Aceh Utara, Buana News — Dunia jurnalistik kembali dihadapkan pada peristiwa yang memprihatinkan. Seorang wartawan, Haiqal, yang merupakan anggota PWI, dilaporkan menjadi korban dugaan kekerasan oleh seorang oknum anggota TNI berinisial H saat meliput pertandingan sepak bola antarkampung di Lapangan Bola Kaki Bumi Gas, Blang Jruen, Kecamatan Tanah Luas, Kabupaten Aceh Utara.
Peristiwa tersebut terjadi seusai pertandingan antara Gampong Ampeh dan Gampong Trieng, Kamis petang, 27 Agustus 2026. Haiqal diketahui berada di lokasi untuk meliput pertandingan yang mempertemukan tim dari kampungnya dengan kesebelasan lawan.
“Haiqal meliput warga kampungnya bertanding,” kata Keuchik Gampong Ampeh, Murhadi, ketika dikonfirmasi media ini.
Murhadi mengaku tidak mengetahui secara pasti alasan hingga Haiqal menjadi sasaran pemukulan. Menurutnya, Haiqal merupakan warga Gampong Ampeh dan saat kejadian berusaha melerai kericuhan yang pecah setelah pertandingan berakhir.
Kericuhan disebut bermula setelah salah seorang pemain dari Gampong Trieng melakukan selebrasi di hadapan pendukung Gampong Ampeh yang dinilai bersifat provokatif.
Aksi tersebut kemudian memancing emosi sejumlah pendukung. Situasi semakin memanas ketika beberapa warga mencoba menegur pemain bersangkutan.
Di tengah keributan tersebut, Haiqal yang selain berprofesi sebagai wartawan juga merupakan warga Gampong Ampeh, berupaya melerai massa agar kericuhan tidak semakin meluas.

Namun, menurut keterangan yang diperoleh media ini, dalam situasi tersebut Haiqal justru diduga dihantam oleh seorang oknum anggota TNI yang bertugas di wilayah Koramil Tanah Luas.
Pukulan tersebut disebut mengenai bagian rusuk korban. Pihak keluarga menyebut hantaman menggunakan lutut oknum tersebut membuat Haiqal mengalami kesulitan bernapas.
Kondisi Haiqal kemudian mengharuskan dirinya mendapatkan pertolongan medis. Ia sempat dilarikan ke Puskesmas Tanah Luas sebelum akhirnya dirujuk ke Rumah Sakit Umum Cut Meutia untuk mendapatkan pemeriksaan dan perawatan lebih lanjut.
Pihak keluarga yang ditemui di rumah sakit mengaku sangat terpukul atas kejadian tersebut. “Kami tak bisa terima perlakuan anggota TNI itu,” ungkap pihak keluarga Haiqal saat berada di rumah sakit.
Keluarga juga menyampaikan bahwa korban masih mengalami kesulitan bernapas setelah dugaan hantaman pada bagian rusuk tersebut.
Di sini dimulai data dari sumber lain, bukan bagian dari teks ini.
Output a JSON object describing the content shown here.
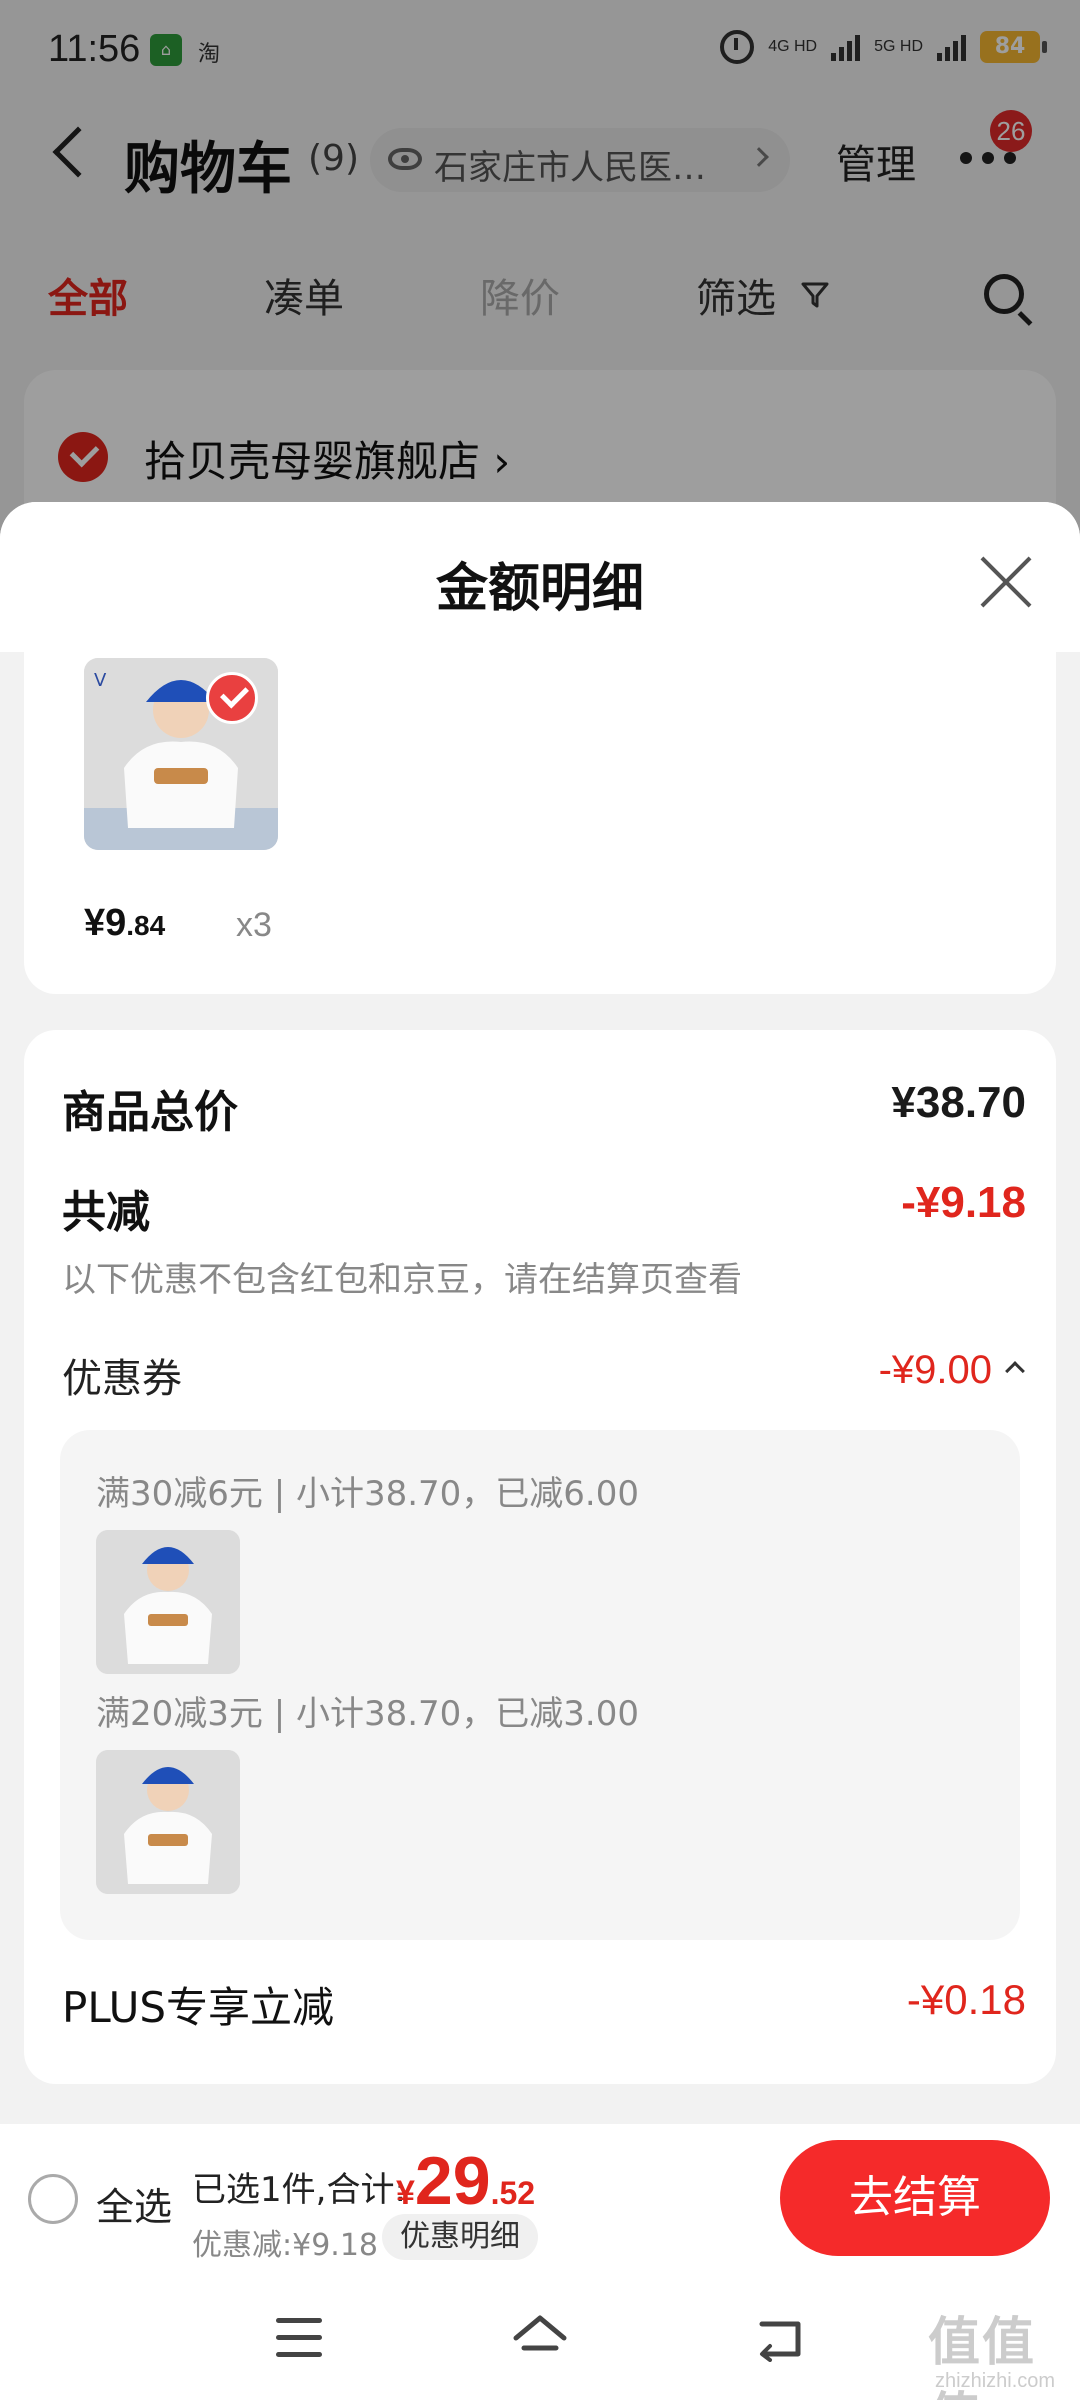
{
  "status_bar": {
    "time": "11:56",
    "app_icon_label": "淘",
    "network_1": "4G HD",
    "network_2": "5G HD",
    "battery": "84"
  },
  "nav": {
    "title": "购物车",
    "count": "(9)",
    "location": "石家庄市人民医…",
    "manage_label": "管理",
    "badge_count": "26"
  },
  "tabs": [
    {
      "label": "全部",
      "state": "active"
    },
    {
      "label": "凑单",
      "state": "normal"
    },
    {
      "label": "降价",
      "state": "disabled"
    },
    {
      "label": "筛选",
      "state": "normal"
    }
  ],
  "store": {
    "name": "拾贝壳母婴旗舰店 ›"
  },
  "sheet": {
    "title": "金额明细"
  },
  "product": {
    "price_int": "¥9",
    "price_dec": ".84",
    "quantity": "x3"
  },
  "summary": {
    "total_label": "商品总价",
    "total_value": "¥38.70",
    "reduce_label": "共减",
    "reduce_value": "-¥9.18",
    "note": "以下优惠不包含红包和京豆，请在结算页查看",
    "coupon_label": "优惠券",
    "coupon_value": "-¥9.00",
    "coupons": [
      {
        "text": "满30减6元 | 小计38.70，已减6.00"
      },
      {
        "text": "满20减3元 | 小计38.70，已减3.00"
      }
    ],
    "plus_label": "PLUS专享立减",
    "plus_value": "-¥0.18"
  },
  "checkout": {
    "select_all_label": "全选",
    "selected_text": "已选1件,合计:",
    "total_yen": "¥",
    "total_int": "29",
    "total_dec": ".52",
    "discount_text": "优惠减:¥9.18",
    "detail_button": "优惠明细",
    "checkout_button": "去结算"
  },
  "watermark": {
    "text": "值值值",
    "sub": "zhizhizhi.com"
  },
  "colors": {
    "accent_red": "#e0261d",
    "checkout_red": "#f52a2a",
    "sheet_bg": "#f2f2f2"
  }
}
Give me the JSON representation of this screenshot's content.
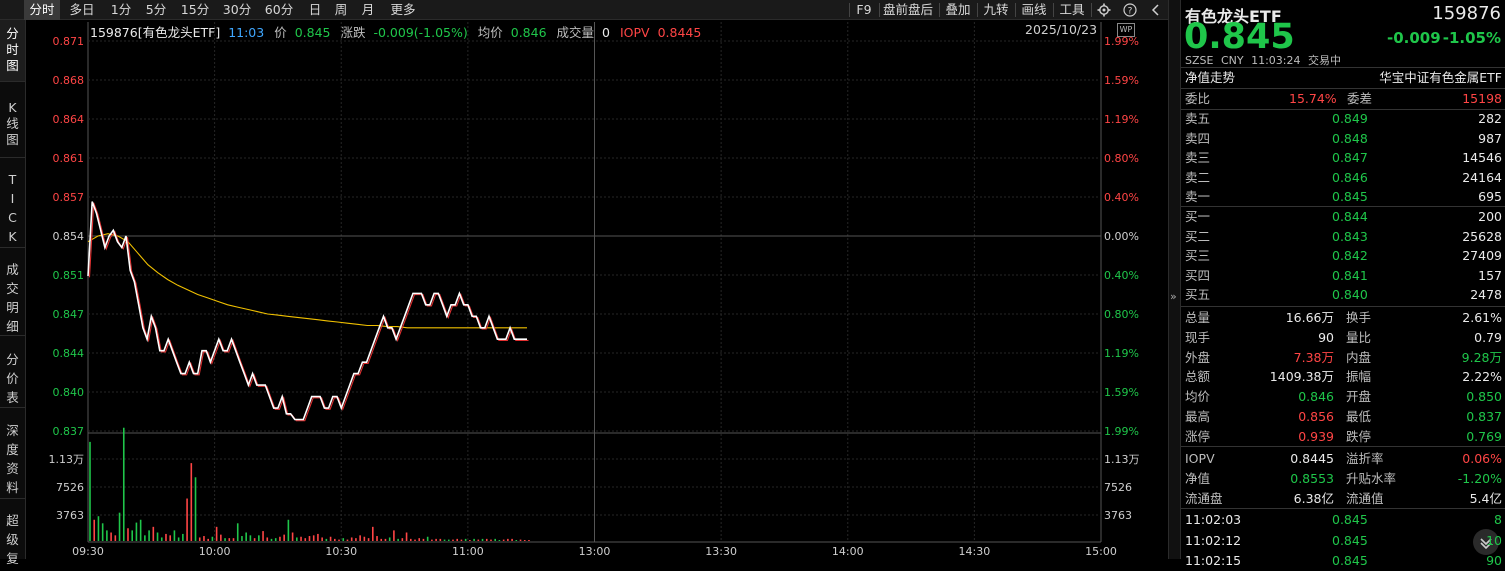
{
  "toolbar": {
    "tabs": [
      "分时",
      "多日",
      "1分",
      "5分",
      "15分",
      "30分",
      "60分",
      "日",
      "周",
      "月",
      "更多"
    ],
    "right_tools": [
      "F9",
      "盘前盘后",
      "叠加",
      "九转",
      "画线",
      "工具"
    ],
    "icons": [
      "settings-icon",
      "help-icon",
      "collapse-left-icon"
    ]
  },
  "sidetabs": [
    {
      "label": "分\n时\n图"
    },
    {
      "label": "K\n线\n图"
    },
    {
      "label": "T\nI\nC\nK"
    },
    {
      "label": "成\n交\n明\n细"
    },
    {
      "label": "分\n价\n表"
    },
    {
      "label": "深\n度\n资\n料"
    },
    {
      "label": "超\n级\n复"
    }
  ],
  "info": {
    "code_name": "159876[有色龙头ETF]",
    "time": "11:03",
    "price_label": "价",
    "price": "0.845",
    "change_label": "涨跌",
    "change": "-0.009(-1.05%)",
    "avg_label": "均价",
    "avg": "0.846",
    "volume_label": "成交量",
    "volume": "0",
    "iopv_label": "IOPV",
    "iopv": "0.8445",
    "date": "2025/10/23",
    "wp_badge": "WP"
  },
  "chart_data": {
    "type": "line",
    "price_ticks": [
      "0.871",
      "0.868",
      "0.864",
      "0.861",
      "0.857",
      "0.854",
      "0.851",
      "0.847",
      "0.844",
      "0.840",
      "0.837"
    ],
    "pct_ticks": [
      "1.99%",
      "1.59%",
      "1.19%",
      "0.80%",
      "0.40%",
      "0.00%",
      "0.40%",
      "0.80%",
      "1.19%",
      "1.59%",
      "1.99%"
    ],
    "ylim": [
      0.837,
      0.871
    ],
    "prev_close": 0.854,
    "x_ticks": [
      "09:30",
      "10:00",
      "10:30",
      "11:00",
      "13:00",
      "13:30",
      "14:00",
      "14:30",
      "15:00"
    ],
    "volume_ticks": [
      "1.13万",
      "7526",
      "3763"
    ],
    "volume_max": 15000,
    "price_series": [
      0.8505,
      0.857,
      0.856,
      0.8545,
      0.853,
      0.854,
      0.8545,
      0.8535,
      0.853,
      0.854,
      0.851,
      0.85,
      0.848,
      0.846,
      0.845,
      0.847,
      0.846,
      0.844,
      0.844,
      0.845,
      0.844,
      0.843,
      0.842,
      0.842,
      0.843,
      0.842,
      0.842,
      0.844,
      0.844,
      0.843,
      0.844,
      0.845,
      0.844,
      0.844,
      0.845,
      0.844,
      0.843,
      0.842,
      0.841,
      0.842,
      0.841,
      0.841,
      0.841,
      0.84,
      0.839,
      0.839,
      0.84,
      0.8385,
      0.8385,
      0.838,
      0.838,
      0.838,
      0.839,
      0.84,
      0.84,
      0.84,
      0.839,
      0.839,
      0.84,
      0.84,
      0.839,
      0.84,
      0.841,
      0.842,
      0.842,
      0.843,
      0.843,
      0.844,
      0.845,
      0.846,
      0.847,
      0.846,
      0.846,
      0.845,
      0.846,
      0.847,
      0.848,
      0.849,
      0.849,
      0.849,
      0.848,
      0.848,
      0.849,
      0.849,
      0.848,
      0.847,
      0.848,
      0.848,
      0.849,
      0.848,
      0.848,
      0.847,
      0.847,
      0.846,
      0.846,
      0.847,
      0.846,
      0.845,
      0.845,
      0.845,
      0.846,
      0.845,
      0.845,
      0.845,
      0.845
    ],
    "avg_series": [
      0.8535,
      0.854,
      0.8542,
      0.854,
      0.8535,
      0.8525,
      0.8515,
      0.8508,
      0.8502,
      0.8497,
      0.8493,
      0.8489,
      0.8486,
      0.8483,
      0.848,
      0.8478,
      0.8476,
      0.8474,
      0.8472,
      0.8471,
      0.847,
      0.8469,
      0.8468,
      0.8467,
      0.8466,
      0.8465,
      0.8464,
      0.8463,
      0.8462,
      0.8462,
      0.8461,
      0.8461,
      0.846,
      0.846,
      0.846,
      0.846,
      0.846,
      0.846,
      0.846,
      0.846,
      0.846,
      0.846,
      0.846,
      0.846,
      0.846
    ],
    "volume_series": [
      14000,
      3000,
      3500,
      2500,
      1500,
      1200,
      800,
      4000,
      16000,
      1800,
      1500,
      2600,
      3000,
      800,
      1500,
      2000,
      1200,
      500,
      1000,
      800,
      1500,
      500,
      1000,
      6000,
      11000,
      9000,
      500,
      700,
      300,
      600,
      2000,
      900,
      400,
      400,
      400,
      2500,
      700,
      1200,
      800,
      400,
      800,
      1400,
      500,
      300,
      400,
      600,
      900,
      3000,
      1200,
      500,
      600,
      400,
      700,
      800,
      1000,
      500,
      300,
      600,
      300,
      200,
      400,
      200,
      500,
      400,
      800,
      600,
      400,
      2000,
      700,
      300,
      300,
      500,
      1500,
      300,
      400,
      1200,
      300,
      200,
      400,
      300,
      600,
      200,
      300,
      300,
      200,
      200,
      200,
      300,
      200,
      300,
      100,
      300,
      200,
      300,
      300,
      200,
      300,
      100,
      200,
      300,
      300,
      100,
      200,
      100,
      100
    ]
  },
  "panel": {
    "name": "有色龙头ETF",
    "code": "159876",
    "price": "0.845",
    "change": "-0.009",
    "change_pct": "-1.05%",
    "exchange": "SZSE",
    "currency": "CNY",
    "time": "11:03:24",
    "status": "交易中",
    "nav_trend": "净值走势",
    "index_name": "华宝中证有色金属ETF",
    "weibi_label": "委比",
    "weibi": "15.74%",
    "weicha_label": "委差",
    "weicha": "15198",
    "asks": [
      {
        "label": "卖五",
        "price": "0.849",
        "vol": "282"
      },
      {
        "label": "卖四",
        "price": "0.848",
        "vol": "987"
      },
      {
        "label": "卖三",
        "price": "0.847",
        "vol": "14546"
      },
      {
        "label": "卖二",
        "price": "0.846",
        "vol": "24164"
      },
      {
        "label": "卖一",
        "price": "0.845",
        "vol": "695"
      }
    ],
    "bids": [
      {
        "label": "买一",
        "price": "0.844",
        "vol": "200"
      },
      {
        "label": "买二",
        "price": "0.843",
        "vol": "25628"
      },
      {
        "label": "买三",
        "price": "0.842",
        "vol": "27409"
      },
      {
        "label": "买四",
        "price": "0.841",
        "vol": "157"
      },
      {
        "label": "买五",
        "price": "0.840",
        "vol": "2478"
      }
    ],
    "stats": [
      {
        "l1": "总量",
        "v1": "16.66万",
        "c1": "white",
        "l2": "换手",
        "v2": "2.61%",
        "c2": "white"
      },
      {
        "l1": "现手",
        "v1": "90",
        "c1": "white",
        "l2": "量比",
        "v2": "0.79",
        "c2": "white"
      },
      {
        "l1": "外盘",
        "v1": "7.38万",
        "c1": "red",
        "l2": "内盘",
        "v2": "9.28万",
        "c2": "green"
      },
      {
        "l1": "总额",
        "v1": "1409.38万",
        "c1": "white",
        "l2": "振幅",
        "v2": "2.22%",
        "c2": "white"
      },
      {
        "l1": "均价",
        "v1": "0.846",
        "c1": "green",
        "l2": "开盘",
        "v2": "0.850",
        "c2": "green"
      },
      {
        "l1": "最高",
        "v1": "0.856",
        "c1": "red",
        "l2": "最低",
        "v2": "0.837",
        "c2": "green"
      },
      {
        "l1": "涨停",
        "v1": "0.939",
        "c1": "red",
        "l2": "跌停",
        "v2": "0.769",
        "c2": "green"
      }
    ],
    "etf_stats": [
      {
        "l1": "IOPV",
        "v1": "0.8445",
        "c1": "white",
        "l2": "溢折率",
        "v2": "0.06%",
        "c2": "red"
      },
      {
        "l1": "净值",
        "v1": "0.8553",
        "c1": "green",
        "l2": "升贴水率",
        "v2": "-1.20%",
        "c2": "green"
      },
      {
        "l1": "流通盘",
        "v1": "6.38亿",
        "c1": "white",
        "l2": "流通值",
        "v2": "5.4亿",
        "c2": "white"
      }
    ],
    "ticks": [
      {
        "time": "11:02:03",
        "price": "0.845",
        "vol": "8"
      },
      {
        "time": "11:02:12",
        "price": "0.845",
        "vol": "10"
      },
      {
        "time": "11:02:15",
        "price": "0.845",
        "vol": "90"
      }
    ]
  },
  "colors": {
    "up": "#ff4545",
    "down": "#1fc64a",
    "price_line": "#ffffff",
    "avg_line": "#f0c000",
    "kline_red": "#e03030"
  }
}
Wartawan Seharusnya Mendapat Perlindungan, Bukan Kekerasan
Peristiwa ini menjadi sangat miris apabila dugaan kekerasan tersebut benar-benar terjadi ketika Haiqal sedang menjalankan tugas jurnalistiknya.
Wartawan berada di lapangan untuk menjalankan fungsi jurnalistik, termasuk mendokumentasikan dan memberitakan berbagai peristiwa yang terjadi di tengah masyarakat. Karena itu, tindakan kekerasan terhadap wartawan tidak hanya menyangkut keselamatan pribadi seorang jurnalis, tetapi juga berpotensi mengganggu kebebasan pers.
Terlebih, kericuhan dalam pertandingan sepak bola semestinya dapat dikendalikan melalui pendekatan yang terukur dan profesional. Seorang wartawan yang berada di tengah kerumunan dan berusaha melerai keributan semestinya tidak menjadi korban kekerasan.
Namun demikian, seluruh tudingan dalam peristiwa ini masih perlu diklarifikasi secara menyeluruh. Keterangan dari korban, keluarga, saksi mata, pihak penyelenggara pertandingan, serta pihak TNI menjadi penting untuk mendapatkan gambaran yang utuh mengenai apa yang sebenarnya terjadi.
Hingga berita ini ditulis, media ini belum memperoleh pernyataan resmi dari jajaran Kodim Aceh Utara terkait dugaan keterlibatan oknum anggota TNI berinisial H dalam insiden tersebut.
Konfirmasi dari pihak TNI sangat diperlukan agar pemberitaan mengenai kasus ini tetap berimbang dan masyarakat memperoleh informasi berdasarkan fakta dari seluruh pihak.